Eau potable au LuxembourgLes terrains de foot synthétiques, source inépuisable de microplastiques

Monique Kater
adapté pour RTL Infos
Cela a été confirmé par le Service de gestion des eaux, qui a autorisé la semaine dernière la construction d'un terrain de football synthétique dans la plaine inondable de l'Atert à Useldange.
© Unsplash

La loi sur l’eau ne contient aucune norme spécifique aux microplastiques. Des études confirment que les terrains de sport synthétiques peuvent libérer des fibres plastiques et que, par l’usure de ces fibres, des microplastiques sont rejetés dans les cours d’eau, l’air ou le sol, pour finir dans les nappes phréatiques.

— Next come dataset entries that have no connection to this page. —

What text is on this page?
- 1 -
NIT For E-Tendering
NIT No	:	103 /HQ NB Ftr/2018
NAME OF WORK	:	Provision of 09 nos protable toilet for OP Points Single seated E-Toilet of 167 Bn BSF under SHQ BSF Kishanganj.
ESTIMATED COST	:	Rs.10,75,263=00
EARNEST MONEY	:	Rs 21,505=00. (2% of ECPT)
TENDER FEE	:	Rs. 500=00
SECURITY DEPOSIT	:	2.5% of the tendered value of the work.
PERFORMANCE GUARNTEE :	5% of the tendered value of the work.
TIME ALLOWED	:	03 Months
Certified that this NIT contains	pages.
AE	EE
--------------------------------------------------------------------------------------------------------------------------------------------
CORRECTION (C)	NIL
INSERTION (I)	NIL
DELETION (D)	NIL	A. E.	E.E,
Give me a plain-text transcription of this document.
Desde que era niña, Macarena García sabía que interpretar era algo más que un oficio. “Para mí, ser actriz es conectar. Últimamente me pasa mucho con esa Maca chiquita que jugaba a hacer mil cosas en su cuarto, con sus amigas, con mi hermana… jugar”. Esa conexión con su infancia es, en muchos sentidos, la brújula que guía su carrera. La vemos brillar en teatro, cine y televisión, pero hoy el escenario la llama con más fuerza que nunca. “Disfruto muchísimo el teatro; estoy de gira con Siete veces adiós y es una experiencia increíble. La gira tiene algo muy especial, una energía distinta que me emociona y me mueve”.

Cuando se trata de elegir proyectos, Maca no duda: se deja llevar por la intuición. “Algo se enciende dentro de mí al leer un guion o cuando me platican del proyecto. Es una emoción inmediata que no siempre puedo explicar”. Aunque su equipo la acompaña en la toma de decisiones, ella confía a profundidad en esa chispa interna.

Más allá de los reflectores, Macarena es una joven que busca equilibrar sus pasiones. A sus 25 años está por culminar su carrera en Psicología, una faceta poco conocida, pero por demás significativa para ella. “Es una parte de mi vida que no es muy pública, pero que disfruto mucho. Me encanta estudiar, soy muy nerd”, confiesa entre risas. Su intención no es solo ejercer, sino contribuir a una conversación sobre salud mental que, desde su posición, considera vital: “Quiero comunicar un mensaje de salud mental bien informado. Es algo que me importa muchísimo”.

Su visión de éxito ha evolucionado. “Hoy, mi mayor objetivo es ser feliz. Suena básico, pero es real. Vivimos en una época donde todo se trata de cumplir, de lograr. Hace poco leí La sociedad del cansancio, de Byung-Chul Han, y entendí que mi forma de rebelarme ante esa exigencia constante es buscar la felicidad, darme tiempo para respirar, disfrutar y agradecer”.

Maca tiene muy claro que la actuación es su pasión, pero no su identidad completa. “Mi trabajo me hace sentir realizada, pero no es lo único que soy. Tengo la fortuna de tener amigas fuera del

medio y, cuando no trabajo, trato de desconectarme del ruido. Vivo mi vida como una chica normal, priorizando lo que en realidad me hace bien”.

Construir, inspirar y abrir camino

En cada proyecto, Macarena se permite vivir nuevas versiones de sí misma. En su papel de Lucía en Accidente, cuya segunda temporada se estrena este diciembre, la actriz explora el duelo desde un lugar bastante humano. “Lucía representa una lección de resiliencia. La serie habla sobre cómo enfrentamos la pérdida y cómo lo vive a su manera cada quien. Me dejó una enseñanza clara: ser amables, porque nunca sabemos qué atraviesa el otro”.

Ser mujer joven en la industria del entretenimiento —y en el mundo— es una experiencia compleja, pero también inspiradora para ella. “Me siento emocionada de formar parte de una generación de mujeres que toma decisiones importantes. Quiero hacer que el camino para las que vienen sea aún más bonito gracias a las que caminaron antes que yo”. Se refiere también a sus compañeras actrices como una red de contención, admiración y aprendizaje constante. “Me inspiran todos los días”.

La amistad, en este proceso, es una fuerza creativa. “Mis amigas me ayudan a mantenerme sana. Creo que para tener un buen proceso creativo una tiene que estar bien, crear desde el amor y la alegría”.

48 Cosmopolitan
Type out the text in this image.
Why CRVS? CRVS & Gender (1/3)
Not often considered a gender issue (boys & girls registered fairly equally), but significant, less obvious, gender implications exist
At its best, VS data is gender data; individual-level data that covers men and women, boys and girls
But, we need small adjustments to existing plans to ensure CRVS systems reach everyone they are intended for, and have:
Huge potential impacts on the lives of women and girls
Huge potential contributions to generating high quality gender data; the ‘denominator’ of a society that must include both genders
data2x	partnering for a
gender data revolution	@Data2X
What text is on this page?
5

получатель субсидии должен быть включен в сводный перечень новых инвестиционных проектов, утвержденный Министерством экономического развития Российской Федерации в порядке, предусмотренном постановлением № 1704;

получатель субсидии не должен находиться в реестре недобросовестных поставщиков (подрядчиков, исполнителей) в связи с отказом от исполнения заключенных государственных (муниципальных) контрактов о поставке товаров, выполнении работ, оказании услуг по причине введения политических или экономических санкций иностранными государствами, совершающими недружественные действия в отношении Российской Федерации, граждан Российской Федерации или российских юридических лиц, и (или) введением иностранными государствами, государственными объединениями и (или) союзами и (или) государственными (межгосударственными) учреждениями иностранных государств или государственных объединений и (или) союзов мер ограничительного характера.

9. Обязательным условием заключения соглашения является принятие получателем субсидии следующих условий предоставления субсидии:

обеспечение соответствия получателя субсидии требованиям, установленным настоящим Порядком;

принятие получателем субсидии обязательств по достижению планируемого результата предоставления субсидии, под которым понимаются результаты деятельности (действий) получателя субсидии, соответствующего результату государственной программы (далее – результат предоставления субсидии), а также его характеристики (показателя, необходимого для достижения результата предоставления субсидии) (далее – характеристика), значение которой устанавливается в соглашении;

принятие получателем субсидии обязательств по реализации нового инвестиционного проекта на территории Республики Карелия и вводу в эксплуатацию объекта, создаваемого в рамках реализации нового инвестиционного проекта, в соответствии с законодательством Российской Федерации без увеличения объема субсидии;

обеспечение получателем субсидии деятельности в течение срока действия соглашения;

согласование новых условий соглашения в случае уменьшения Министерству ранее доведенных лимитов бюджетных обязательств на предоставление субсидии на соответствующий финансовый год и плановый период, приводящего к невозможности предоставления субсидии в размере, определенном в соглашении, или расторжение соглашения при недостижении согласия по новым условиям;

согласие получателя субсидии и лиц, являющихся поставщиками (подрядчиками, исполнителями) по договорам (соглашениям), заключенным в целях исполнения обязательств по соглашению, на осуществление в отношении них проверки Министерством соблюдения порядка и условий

Les méthodes de mesure des microplastiques varient considérablement, ce qui explique que les résultats diffèrent fortement. À Useldange, les jeunes pourront toutefois continuer à s’entraîner sur un nouveau terrain de football synthétique à l’avenir.

La commune a obtenu toutes les autorisations nécessaires pour le construire à cinq mètres de l’Atert. Et ce, malgré le risque élevé d’inondation et le danger que, lorsque l’eau se retirera, les microplastiques du gazon artificiel soient emportés dans le cours d’eau.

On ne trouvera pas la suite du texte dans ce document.